The Nana Benz were famous businesswomen in Togo. Nana, a hypocoristic of na (or ena) to mean “mother” or “grandmother” in Mina, and “Benz” for the Mercedes Benz they liked to drive. Overtime, the word lost its original parental dimension and has been used as a form of respect and politeness to acknowledge the social position of the Nana Benz.
In the 1940s and 1950s, the first cloth retailers started importing textiles from Ghana and then proposed selling them to import/export firms in Togo when relations between Sylvanus Olympio and the Ghanaian president Kwame Nkrumah went sour over British Togoland and the Ewe issue. Those firms were the British GB Ollivant, United Africa Company (UAC), John Holt, the French SGGG (Société Generale of the Gulf of Guinea), CFAO (Compagnie Française de l’Afrique Occidentale), and SCOA (Société Commerciale de l’Ouest Africain).
The role of the Nana Benz in the 70s
In the 1970s, the Nana Benz rose in prominence to become a cornerstone of the Togolese economy. They were credited for positioning Lomé into a regional center of textile distribution as they dominated the trade in wax prints from Holland, Belgium, France, and England. It is estimated that between 1976 and 1984, at least 40% of the commercial business in Togo which was in the informal sector, was in the hands of the Nana Benz. In addition to establishing Vlisco as the top-selling textile brand in West Africa, the Nanas also carried the nation’s economic burden during a time marked by large budget deficits (from 13.4% of GDP in 1973 to 39.6% of GDP in 1979).
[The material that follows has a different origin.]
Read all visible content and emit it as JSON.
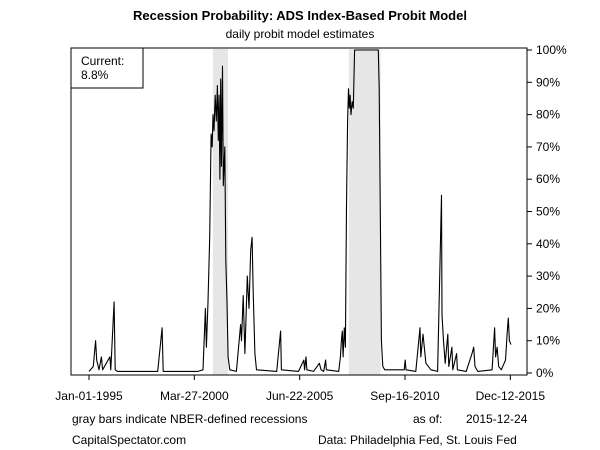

In the early-90s, political instability, followed by economic sanctions, and a 50% devaluation of the CFA led to their loss of monopoly over the wax print market.⠀
Comi Toulabor, “Les Nana Benz de Lomé”, Afrique Contemporaine 2012/4(No 244), p.69-80
Marie Line J. Charles-Galley. “A Glimpse of African Identity Through the Lens of Togolese Literature.”